Perry Farms operates a ‘three-dot traffic light’ paint system with new calves. If they have been sprayed with a red, orange and green dot, they have received Perry Farms’ ‘gold standard’ start, which includes:

● Red dot: Colostrum (tubed with colostrum measured as Brix score of 22 per cent or better within 12 hours).

● Green dot: Umbilical cord dipped in methylated spirits and iodine solution.

● Orange dot: BioBoost paste given at birth.

New calves are grouped in no more than eight per pen. After their colostrum, they are fed four litres/day of fortified milk (split into two feeds) until day five.

They then go to once-a-day feeding with fortified milk.

The timelines for how long they will get fortified milk remains a fluid conversation.

Annie said it was important to note that their system was only as strong as its weakest link.

In her thirst for knowledge, she has settled on two high-performing sanitising products: popular European product, Stalosan F (powder) and biodegradable Germidet (detergent and sanitiser).

Everyone who visits or works the calf sheds is asked to dip their boots and sanitise their gloves at the provided hygiene stations.

“It helps stop the potential spread of germs and, once the calf feeders have been washed each morning, the teats are sprayed with the Germidet solution to kill any bugs.”

Danish product Stalosan F has a pH below four.

The non-toxic powder works because it includes high levels of copper and iron oxide, which are both well-known antimicrobials; the unique combination of minerals binds up to 100 per cent moisture where ammonia is present.
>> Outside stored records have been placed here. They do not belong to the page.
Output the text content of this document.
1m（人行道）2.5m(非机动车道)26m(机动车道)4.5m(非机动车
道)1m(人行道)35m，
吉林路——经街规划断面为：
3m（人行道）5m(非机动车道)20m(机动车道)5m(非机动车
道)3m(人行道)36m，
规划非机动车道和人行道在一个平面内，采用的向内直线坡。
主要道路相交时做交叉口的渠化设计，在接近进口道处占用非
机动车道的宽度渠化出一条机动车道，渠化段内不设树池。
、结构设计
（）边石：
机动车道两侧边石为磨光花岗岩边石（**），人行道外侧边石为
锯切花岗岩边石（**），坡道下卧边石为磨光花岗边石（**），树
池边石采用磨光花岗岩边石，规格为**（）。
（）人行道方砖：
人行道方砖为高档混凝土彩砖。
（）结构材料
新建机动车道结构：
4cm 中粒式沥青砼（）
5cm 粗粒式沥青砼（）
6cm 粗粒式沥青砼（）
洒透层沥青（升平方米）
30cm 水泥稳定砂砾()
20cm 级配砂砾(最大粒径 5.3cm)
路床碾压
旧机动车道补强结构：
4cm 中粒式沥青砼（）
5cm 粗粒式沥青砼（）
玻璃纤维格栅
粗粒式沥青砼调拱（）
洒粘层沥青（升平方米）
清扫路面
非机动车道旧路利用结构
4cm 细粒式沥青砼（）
It is also far less toxic to work with than lime.

“We muck-out calf pens every day,” Annie said.

“When we set them up at the start of calving, the pens are initially sprayed with the Germidet solution.

“Once it has dried we start by using Stalosan, we then add pine mulch and pine shavings for the bedding.
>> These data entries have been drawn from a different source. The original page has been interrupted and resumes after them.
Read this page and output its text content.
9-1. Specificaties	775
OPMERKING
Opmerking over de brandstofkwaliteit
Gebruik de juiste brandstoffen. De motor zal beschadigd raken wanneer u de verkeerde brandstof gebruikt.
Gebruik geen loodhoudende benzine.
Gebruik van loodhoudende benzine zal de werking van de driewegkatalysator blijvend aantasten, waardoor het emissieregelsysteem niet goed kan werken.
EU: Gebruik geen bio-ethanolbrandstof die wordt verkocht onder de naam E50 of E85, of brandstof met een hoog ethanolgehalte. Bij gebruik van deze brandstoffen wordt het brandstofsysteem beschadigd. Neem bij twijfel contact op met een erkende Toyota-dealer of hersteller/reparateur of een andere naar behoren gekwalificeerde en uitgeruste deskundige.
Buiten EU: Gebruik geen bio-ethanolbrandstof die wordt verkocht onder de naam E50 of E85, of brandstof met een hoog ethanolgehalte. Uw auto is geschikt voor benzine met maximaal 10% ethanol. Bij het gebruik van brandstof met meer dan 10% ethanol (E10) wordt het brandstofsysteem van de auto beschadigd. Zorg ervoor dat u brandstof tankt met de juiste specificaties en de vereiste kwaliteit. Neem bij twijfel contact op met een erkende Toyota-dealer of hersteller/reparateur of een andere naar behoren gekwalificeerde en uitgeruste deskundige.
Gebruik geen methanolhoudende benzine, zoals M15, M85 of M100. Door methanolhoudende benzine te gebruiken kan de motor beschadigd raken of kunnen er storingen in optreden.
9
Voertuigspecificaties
“When we top them up, we use Stalosan again because it dries the pens out, disinfects and reduces ammonia.

“And, we use Stalosan in the sick-calf pens every day. If the calves outside are not sick, but perhaps they have manure that is a bit loose, we’ll just sprinkle some Stalosan over the manure.
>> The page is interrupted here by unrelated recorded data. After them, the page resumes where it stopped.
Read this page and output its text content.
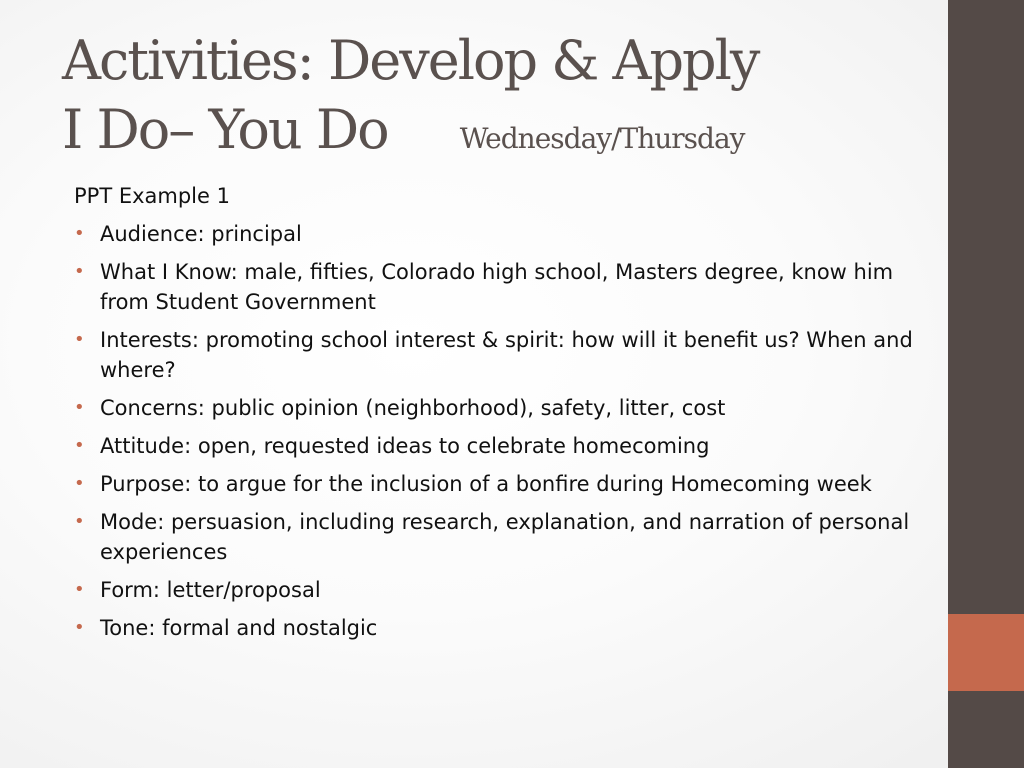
Activities: Develop & Apply
I Do– You Do	Wednesday/Thursday
PPT Example 1
• Audience: principal
• What I Know: male, fifties, Colorado high school, Masters degree, know him from Student Government
• Interests: promoting school interest & spirit: how will it benefit us? When and where?
• Concerns: public opinion (neighborhood), safety, litter, cost
• Attitude: open, requested ideas to celebrate homecoming
• Purpose: to argue for the inclusion of a bonfire during Homecoming week
• Mode: persuasion, including research, explanation, and narration of personal experiences
• Form: letter/proposal
• Tone: formal and nostalgic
“We do that in the calf sheds too. For five minutes work per shed, I think it’s worth it. It’s all about prevention.”

Annie has been grateful for Daviesway’s Brendan Johnson, who keeps in regular touch with what’s happening in the global calf-rearing space.

“Brendan’s input has made all the difference,” she said.

“He just gives me the information, he’s not pushy and he lets me decide what I want to do.”